Je pense aux nombreuses personnes courageuses, croyantes et non croyantes, que j’ai rencontrées ces dernières années et qui représentent le « cœur battant » de Rome. Vraiment, Dieu n’a jamais cessé de changer la
l’histoire et le visage de notre ville grâce au peuple des petits et des pauvres qui y habitent: il les choisit, les inspire, les incite à l’action, les rend solidaires, les pousse à activer des réseaux, à créer des liens vertueux, pour construire des ponts et non des murs. C’est précisément grâce à ces mille ruisseaux d’eau vive de l’Esprit que la Parole de Dieu féconde la ville et de stérile qu’elle était en fait une « mère d’enfants joyeuse » (Ps 113, 9).
Et que demande le Seigneur à l’Église de Rome? Il nous confie sa Parole et nous pousse à nous jeter dans la mêlée, pour nous impliquer dans la rencontre et dans la relation avec les habitants de la ville car « son
message coure rapidement ». Nous sommes appelés à rencontrer les autres et à nous mettre à l’écoute de leur existence, de leur appel à l’aide. L’écoute est déjà un acte d’amour! Avoir du temps pour les autres, dialoguer, reconnaître d’un regard contemplatif la présence et l’action de Dieu dans leur vie, témoigner de la vie nouvelle de l’Évangile par des actes plutôt qu’avec des paroles est vraiment un service d’amour qui change la réalité. Ce faisant, en effet, un air nouveau circule dans la ville et aussi dans l’Église un désir de se remettre en route, pour surmonter les vieilles logiques de l’opposition et des barrières, pour collaborer ensemble, construire une ville plus juste et plus fraternelle.
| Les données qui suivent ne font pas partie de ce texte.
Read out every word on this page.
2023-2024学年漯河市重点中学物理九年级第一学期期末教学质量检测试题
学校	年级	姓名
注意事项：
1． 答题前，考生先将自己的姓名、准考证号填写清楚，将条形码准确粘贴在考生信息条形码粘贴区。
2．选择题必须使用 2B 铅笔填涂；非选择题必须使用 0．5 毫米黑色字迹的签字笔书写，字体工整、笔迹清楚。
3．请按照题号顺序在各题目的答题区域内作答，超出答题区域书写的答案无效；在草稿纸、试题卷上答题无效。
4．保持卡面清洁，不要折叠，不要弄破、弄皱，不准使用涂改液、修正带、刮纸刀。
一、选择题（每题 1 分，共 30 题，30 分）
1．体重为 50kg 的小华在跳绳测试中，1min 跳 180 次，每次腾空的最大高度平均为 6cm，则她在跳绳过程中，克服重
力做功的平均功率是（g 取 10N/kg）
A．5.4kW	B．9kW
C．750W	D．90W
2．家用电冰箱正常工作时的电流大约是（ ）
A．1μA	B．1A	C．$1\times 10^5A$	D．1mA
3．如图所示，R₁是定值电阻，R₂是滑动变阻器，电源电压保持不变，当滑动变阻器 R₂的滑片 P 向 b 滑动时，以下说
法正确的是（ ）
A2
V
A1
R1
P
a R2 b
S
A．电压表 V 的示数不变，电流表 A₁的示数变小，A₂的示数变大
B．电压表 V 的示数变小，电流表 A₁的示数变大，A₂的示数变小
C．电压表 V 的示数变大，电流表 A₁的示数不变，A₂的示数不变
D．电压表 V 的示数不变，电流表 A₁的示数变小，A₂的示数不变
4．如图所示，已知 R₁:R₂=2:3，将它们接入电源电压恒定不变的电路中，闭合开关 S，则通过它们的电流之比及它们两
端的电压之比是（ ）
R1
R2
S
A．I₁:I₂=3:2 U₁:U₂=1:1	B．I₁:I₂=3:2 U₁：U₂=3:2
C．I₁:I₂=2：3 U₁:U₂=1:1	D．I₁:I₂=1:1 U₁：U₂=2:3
Nous ne devons pas avoir peur ou nous sentir inadéquats pour une mission si importante. Souvenons-nous: Dieu ne nous choisit pas à cause de notre « excellence », mais plutôt parce que nous sommes et que nous nous sentons petits. Nous le remercions pour sa grâce qui nous a soutenus cette année et avec joie élevons vers lui le chant de louange.